According to a recent California lawsuit, Tinder charging $5 to $10 more dollars from users who are above 30 years old is a discrimination against age that breaks the state’s civil laws.
This lawsuit was filed on behalf of a large group of Tinder Plus users who are above the age of 30. Reportedly, Tinder’s premium level, which permits users to “unswipe” regrettably approved profiles, charges subscribers who are 30 and above $19.99, but a mere $9.99 or $14.99 per month for those under the age of 30.
This age-based fee, says plaintiffs, violates the state’s Unfair Competition law and Unruh Civil Rights Act.
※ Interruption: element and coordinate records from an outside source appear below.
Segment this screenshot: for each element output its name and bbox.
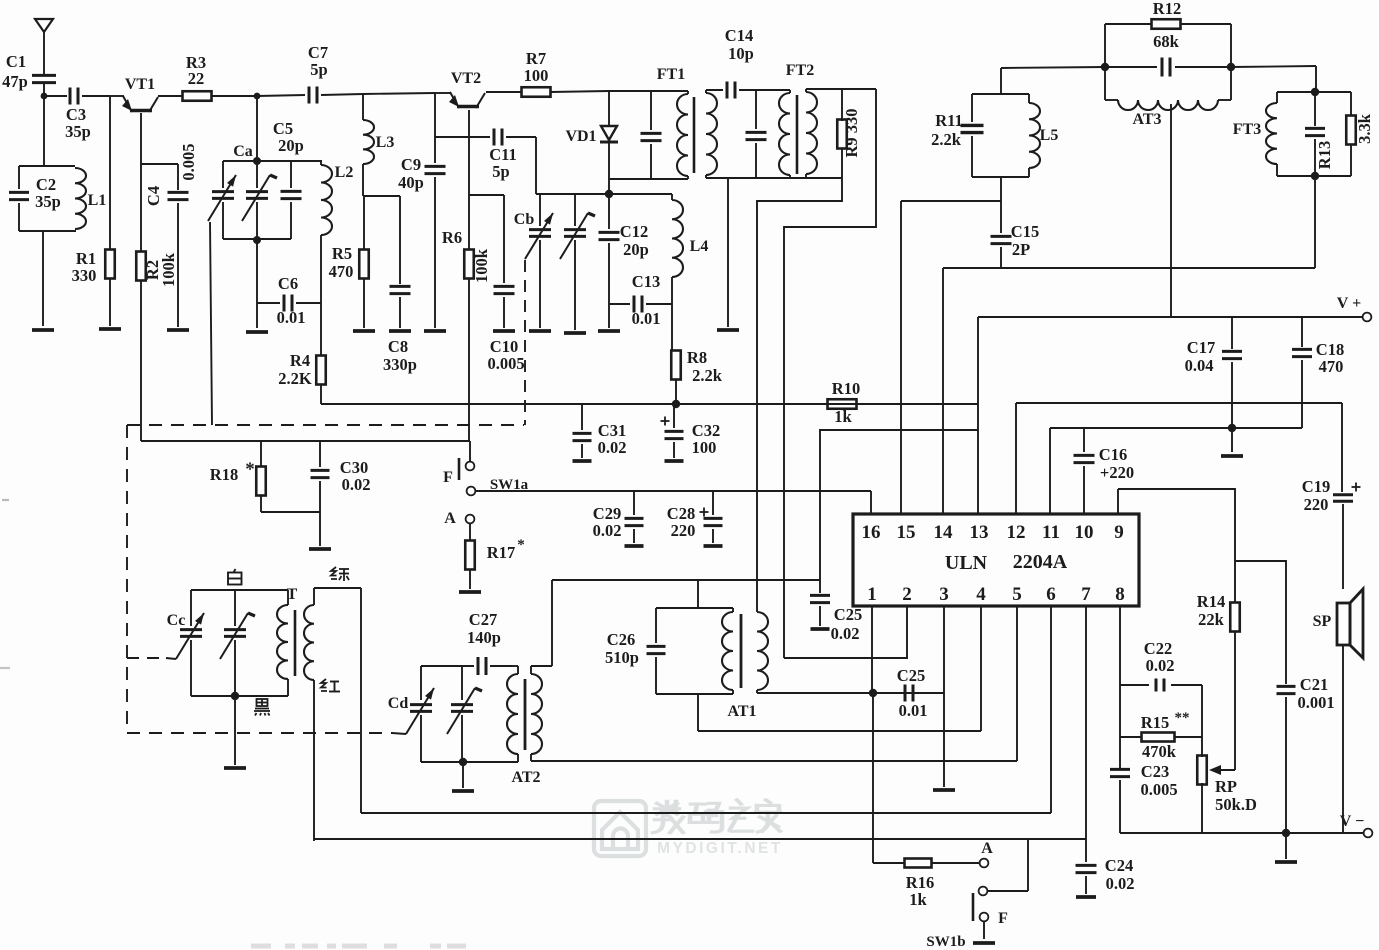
svg-text:AT1: AT1 [727, 703, 756, 720]
resistor R15 [1120, 710, 1202, 761]
svg-text:10p: 10p [728, 44, 754, 63]
wire [363, 278, 365, 328]
wire L5 tap [901, 201, 1001, 514]
svg-text:AT3: AT3 [1132, 111, 1161, 128]
svg-text:FT3: FT3 [1233, 121, 1261, 138]
svg-text:14: 14 [934, 522, 954, 543]
svg-text:L2: L2 [335, 164, 354, 181]
capacitor C12 [599, 194, 649, 304]
svg-text:R8: R8 [687, 348, 707, 367]
inductor AT2 primary [507, 666, 518, 762]
wire pin3 ground [943, 606, 945, 787]
svg-text:V +: V + [1337, 295, 1361, 312]
capacitor C27 [467, 610, 512, 675]
capacitor C7 [308, 43, 328, 104]
wire C11 branch [435, 136, 490, 138]
svg-text:R5: R5 [332, 244, 352, 263]
node [1311, 172, 1319, 180]
capacitor C18 [1292, 317, 1344, 428]
wire pin8 [1119, 606, 1121, 768]
capacitor C19 [1302, 403, 1361, 589]
resistor R7 [522, 49, 551, 97]
trimmer Ca-1 [208, 143, 253, 239]
svg-text:A: A [981, 840, 993, 857]
inductor L1 [75, 168, 106, 229]
node [1227, 63, 1235, 71]
svg-text:0.02: 0.02 [598, 438, 627, 457]
svg-text:R17: R17 [487, 543, 515, 562]
resistor R2 [136, 252, 178, 287]
resistor R4 [278, 351, 325, 388]
inductor T secondary [304, 588, 314, 841]
svg-text:330p: 330p [383, 355, 417, 374]
wire [363, 195, 400, 197]
capacitor C30 [311, 441, 371, 546]
svg-text:12: 12 [1007, 522, 1026, 543]
transistor VT1 [122, 76, 158, 112]
svg-text:C23: C23 [1141, 762, 1169, 781]
svg-text:R10: R10 [832, 379, 860, 398]
wire pin1 [872, 606, 873, 863]
svg-text:R12: R12 [1153, 0, 1181, 18]
core FT2 [796, 95, 799, 174]
wire [140, 281, 142, 441]
wire [1000, 177, 1002, 233]
svg-text:Cc: Cc [167, 612, 186, 629]
wire [469, 441, 471, 462]
wire FT1-FT2 bottom [706, 177, 842, 179]
ground [717, 328, 739, 332]
svg-text:FT2: FT2 [786, 62, 814, 79]
wire [234, 696, 236, 765]
inductor L5 [1029, 94, 1058, 177]
wire box bottom [191, 695, 288, 697]
diode VD1 [565, 91, 618, 179]
wire [320, 238, 322, 355]
svg-text:C25: C25 [834, 605, 862, 624]
trimmer Cb-2 [560, 194, 595, 330]
svg-text:40p: 40p [398, 173, 424, 192]
svg-text:VT1: VT1 [125, 76, 155, 93]
capacitor C16 [1074, 428, 1135, 514]
capacitor C13 [609, 272, 672, 328]
wire box top [656, 607, 733, 609]
svg-text:AT2: AT2 [511, 769, 540, 786]
wire [109, 279, 111, 326]
wire [256, 240, 258, 303]
ground [99, 327, 121, 331]
resistor R5 [329, 244, 369, 281]
resistor R11 [931, 94, 983, 177]
capacitor C17 [1185, 317, 1242, 452]
svg-text:0.005: 0.005 [179, 143, 198, 180]
wire [739, 89, 790, 91]
svg-text:L1: L1 [88, 192, 107, 209]
wire Ca box top [223, 160, 322, 162]
svg-text:3: 3 [939, 584, 949, 605]
resistor R14 [1197, 592, 1240, 632]
wire [43, 96, 45, 166]
svg-text:1k: 1k [834, 407, 852, 426]
trimmer Cd [388, 666, 434, 762]
wire zobel [1235, 561, 1286, 684]
trimmer Cc [167, 590, 204, 696]
inductor FT1 primary [677, 91, 688, 179]
resistor R10 [828, 379, 861, 426]
ground [973, 941, 995, 945]
capacitor C26 [605, 608, 665, 694]
capacitor FT2-C [746, 90, 767, 178]
wire base line [141, 440, 470, 442]
svg-text:2.2k: 2.2k [931, 130, 962, 149]
svg-text:T: T [287, 586, 298, 603]
svg-text:0.01: 0.01 [632, 309, 661, 328]
capacitor C32 [661, 404, 721, 461]
gang dashed left [126, 425, 128, 733]
svg-text:L5: L5 [1040, 127, 1059, 144]
capacitor C10 [487, 195, 524, 373]
capacitor C3 [65, 88, 110, 142]
antenna [35, 19, 53, 73]
wire [977, 317, 979, 514]
svg-text:0.04: 0.04 [1185, 356, 1214, 375]
node [253, 157, 261, 165]
svg-text:C25: C25 [897, 666, 925, 685]
resistor R17 [465, 523, 525, 589]
capacitor C14 [725, 26, 754, 99]
resistor R6 [442, 228, 491, 283]
svg-text:100: 100 [692, 438, 717, 457]
svg-text:C15: C15 [1011, 222, 1039, 241]
ground [424, 329, 446, 333]
resistor R18 [210, 441, 266, 512]
wire [257, 95, 305, 96]
capacitor C28 [667, 491, 723, 546]
wire C15 line [943, 268, 1315, 514]
wire gang link Cb [524, 260, 526, 425]
wire rail [552, 579, 820, 581]
ground [1275, 833, 1297, 862]
wire [44, 95, 67, 97]
wire [462, 762, 464, 788]
wire FT1 bottom [609, 178, 688, 180]
svg-text:2.2k: 2.2k [692, 366, 723, 385]
svg-text:20p: 20p [278, 136, 304, 155]
svg-text:470: 470 [1319, 357, 1344, 376]
potentiometer RP [1197, 756, 1257, 834]
wire [609, 90, 688, 92]
wire node line [536, 193, 672, 195]
svg-text:1k: 1k [909, 890, 927, 909]
svg-text:R6: R6 [442, 228, 462, 247]
wire box bottom [656, 693, 733, 695]
svg-text:3.3k: 3.3k [1355, 113, 1374, 144]
svg-text:20p: 20p [623, 240, 649, 259]
wire [321, 93, 450, 95]
svg-text:*: * [517, 537, 525, 553]
wire [1105, 66, 1157, 68]
wire FT2 sec route [757, 178, 842, 607]
wire [321, 385, 547, 404]
svg-text:F: F [443, 469, 453, 486]
svg-text:10: 10 [1075, 522, 1094, 543]
capacitor C25a [810, 580, 862, 643]
switch SW1a [443, 458, 529, 495]
svg-text:SW1b: SW1b [926, 934, 965, 950]
wire [1001, 67, 1105, 68]
wire V- rail [1120, 832, 1363, 834]
wire bias rail [547, 403, 978, 405]
svg-text:220: 220 [1304, 495, 1329, 514]
core AT2 [524, 679, 527, 750]
svg-text:R11: R11 [935, 111, 963, 130]
wire green lead [314, 588, 361, 813]
wire [256, 303, 258, 328]
node [231, 692, 239, 700]
terminal V- [1340, 813, 1373, 837]
wire box top [191, 589, 288, 591]
speaker SP [1313, 589, 1363, 833]
wire [1234, 631, 1236, 770]
capacitor FT1-C [641, 91, 662, 179]
wire box bottom [421, 761, 518, 763]
svg-text:C1: C1 [6, 52, 26, 71]
capacitor C15 [991, 222, 1040, 268]
wire [211, 95, 257, 97]
svg-text:0.01: 0.01 [277, 308, 306, 327]
svg-text:68k: 68k [1153, 32, 1180, 51]
wire VT2 emitter lead [468, 110, 470, 250]
svg-text:L3: L3 [376, 134, 395, 151]
wire [1314, 176, 1316, 268]
capacitor FT3-C [1305, 92, 1334, 176]
svg-text:R15: R15 [1141, 713, 1169, 732]
inductor L4 [672, 194, 708, 304]
gang dashed bottom [127, 732, 392, 734]
wire pin11 line [1050, 428, 1302, 514]
wire V+ rail [978, 316, 1362, 318]
wire AT3 tap [1170, 104, 1172, 317]
node [459, 758, 467, 766]
label red winding [321, 679, 340, 692]
node antenna-in [41, 93, 48, 100]
wire [706, 89, 723, 91]
svg-text:C4: C4 [144, 186, 163, 206]
node Ca-top [254, 93, 261, 100]
svg-text:9: 9 [1114, 522, 1124, 543]
svg-text:RP: RP [1215, 777, 1237, 796]
node [672, 400, 680, 408]
svg-text:SP: SP [1313, 613, 1332, 630]
wire [158, 95, 183, 97]
wire [261, 511, 320, 513]
svg-text:FT1: FT1 [657, 66, 685, 83]
wire Cc tail [166, 658, 176, 659]
caption mark [251, 944, 466, 949]
label black node [254, 699, 270, 716]
label FT1 [657, 66, 685, 83]
inductor AT2 secondary [511, 580, 552, 786]
svg-text:F: F [998, 910, 1008, 927]
resistor R1 [72, 249, 115, 285]
svg-text:5: 5 [1012, 584, 1022, 605]
wire line-A [361, 606, 1051, 813]
svg-text:C9: C9 [401, 155, 421, 174]
svg-text:0.02: 0.02 [342, 475, 371, 494]
svg-text:8: 8 [1115, 584, 1125, 605]
svg-text:11: 11 [1042, 522, 1060, 543]
capacitor C1 [2, 52, 56, 96]
terminal V+ [1337, 295, 1372, 321]
wire [141, 164, 178, 190]
wire Cd tail [392, 733, 406, 734]
svg-text:0.005: 0.005 [487, 354, 524, 373]
wire C10 branch [469, 194, 504, 196]
wire pin2 loop [784, 606, 907, 658]
ground [167, 328, 189, 332]
svg-text:22k: 22k [1198, 610, 1225, 629]
svg-text:35p: 35p [65, 122, 91, 141]
resistor R16 [873, 859, 979, 910]
wire line-B [314, 838, 1086, 840]
svg-text:1: 1 [867, 584, 877, 605]
svg-text:C13: C13 [632, 272, 660, 291]
svg-text:R14: R14 [1197, 592, 1225, 611]
wire [698, 606, 981, 731]
svg-text:V −: V − [1340, 813, 1364, 830]
ground [564, 331, 586, 335]
wire pin7 C24 [1085, 606, 1087, 839]
ground [459, 590, 481, 594]
svg-text:470k: 470k [1142, 742, 1177, 761]
svg-text:C26: C26 [607, 630, 635, 649]
capacitor C29 [593, 491, 644, 546]
svg-text:C21: C21 [1300, 675, 1328, 694]
wire [983, 922, 985, 939]
wire [110, 95, 124, 97]
wire [988, 839, 1028, 891]
wire FT2 top route [784, 89, 876, 658]
svg-text:Ca: Ca [233, 143, 253, 160]
svg-text:100k: 100k [472, 248, 491, 283]
wire [806, 88, 876, 90]
capacitor C24 [1076, 839, 1135, 897]
svg-text:VD1: VD1 [565, 128, 596, 145]
inductor L2 [321, 161, 353, 238]
node [253, 236, 261, 244]
svg-text:2P: 2P [1012, 240, 1030, 259]
capacitor C9 [398, 93, 445, 328]
svg-text:510p: 510p [605, 648, 639, 667]
wire [468, 278, 470, 441]
svg-text:0.02: 0.02 [831, 624, 860, 643]
svg-text:VT2: VT2 [451, 70, 481, 87]
wire [109, 96, 111, 249]
svg-text:C19: C19 [1302, 477, 1330, 496]
resistor R12 [1152, 0, 1182, 51]
watermark [594, 800, 783, 857]
svg-text:0.005: 0.005 [1140, 780, 1177, 799]
svg-text:R18: R18 [210, 465, 238, 484]
wire box top [421, 665, 474, 667]
svg-text:2: 2 [902, 584, 912, 605]
terminal A [444, 510, 474, 527]
wire [256, 96, 258, 161]
svg-text:330: 330 [72, 266, 97, 285]
inductor T primary [277, 590, 288, 696]
svg-text:100: 100 [524, 66, 549, 85]
inductor FT2 primary [779, 90, 790, 178]
inductor FT2 secondary [806, 89, 817, 178]
IC U1 ULN2204A [853, 514, 1139, 606]
label green winding [331, 567, 349, 581]
svg-text:5p: 5p [492, 162, 509, 181]
capacitor C4 [144, 143, 198, 327]
node [1311, 88, 1319, 96]
svg-text:0.02: 0.02 [1106, 874, 1135, 893]
svg-text:470: 470 [329, 262, 354, 281]
scan speck [0, 500, 10, 668]
ground [224, 766, 246, 770]
inductor FT1 secondary [706, 90, 717, 178]
wire AT1 out [757, 692, 944, 694]
wire R12 branch [1105, 24, 1231, 67]
wire AT2 out [531, 606, 1017, 761]
node [605, 190, 613, 198]
wire pin16 feed [819, 430, 978, 580]
wire SW1a out [475, 491, 871, 514]
svg-text:2.2K: 2.2K [278, 369, 312, 388]
svg-text:R9 330: R9 330 [842, 108, 861, 157]
wire [608, 304, 610, 328]
svg-text:C16: C16 [1099, 445, 1127, 464]
svg-text:**: ** [1175, 710, 1190, 726]
gang dashed line top [127, 424, 524, 426]
svg-text:5p: 5p [310, 60, 327, 79]
ground [246, 330, 268, 334]
capacitor C21 [1277, 675, 1335, 833]
svg-text:C17: C17 [1187, 338, 1215, 357]
inductor AT1 primary [722, 608, 733, 694]
switch SW1b [926, 840, 1008, 950]
ground [933, 788, 955, 792]
svg-text:16: 16 [862, 522, 881, 543]
wire [727, 178, 729, 327]
wire [550, 91, 609, 92]
svg-text:C27: C27 [469, 610, 497, 629]
wire [675, 379, 677, 404]
svg-text:*: * [245, 459, 255, 480]
capacitor C11 [489, 129, 536, 195]
resistor R3 [183, 53, 212, 101]
capacitor C8 [383, 196, 417, 374]
svg-text:C24: C24 [1105, 856, 1133, 875]
core T [287, 586, 298, 676]
svg-text:0.01: 0.01 [899, 701, 928, 720]
gang dashed stub [127, 657, 166, 659]
svg-text:6: 6 [1046, 584, 1056, 605]
ground [598, 329, 620, 333]
ground [389, 329, 411, 333]
label FT2 [786, 62, 814, 79]
svg-text:15: 15 [897, 522, 916, 543]
resistor R8 [671, 348, 722, 385]
svg-text:R4: R4 [290, 351, 310, 370]
core AT1 [740, 614, 743, 688]
svg-text:35p: 35p [35, 192, 61, 211]
svg-text:C14: C14 [725, 26, 753, 45]
svg-text:4: 4 [976, 584, 986, 605]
Apparently, controversy surrounding the fee isn’t new – when Tinder Plus was first launched by the company a few years ago, the difference in charges brought criticism.
At the time Tinder’s VP of corporate communications, Rosette Pambakian, told ABC that the fee is because younger users are more financially constrained and therefore need a lesser price as an incentive to subscribe.
A writer for WIRED, Dani Burleson, said in 2015 that although she enjoyed the use of Tinder, forcing users who are above the age of 30 to pay double than younger users to reverse a swipe is a lot to ask when the app doesn’t show full profiles or give ratings for compatibility. She added that she believed Tinder’s pricing logic relied on slightly older people like her having higher incomes and therefore more freedom in spending.
During the same year, social media consultant and adjunct professor, Jeff Gibbard, wrote his own tidbit for WIRED, but this one was to argue that Tinder wasn’t discriminating against age. In the piece, Gibbard said that while he didn’t consider it a good policy, the company was merely acting like any other free-market entity, using differentiations to make money.
A lawsuit had been previously filed against Tinder for the matter of discrimination, but at the time the case was grounded while being left with an open end. The ruling given then had agreed with the reasoning done by VP of corporate communications Rosette Pambakian, saying that the difference in charges seemed to make sense with the market testing.
In the current case, however, attorneys are trying to prove that although this may seem accurate, users who are age 30 and above aren’t always in a higher income bracket and therefore may find the extra fee prohibitive.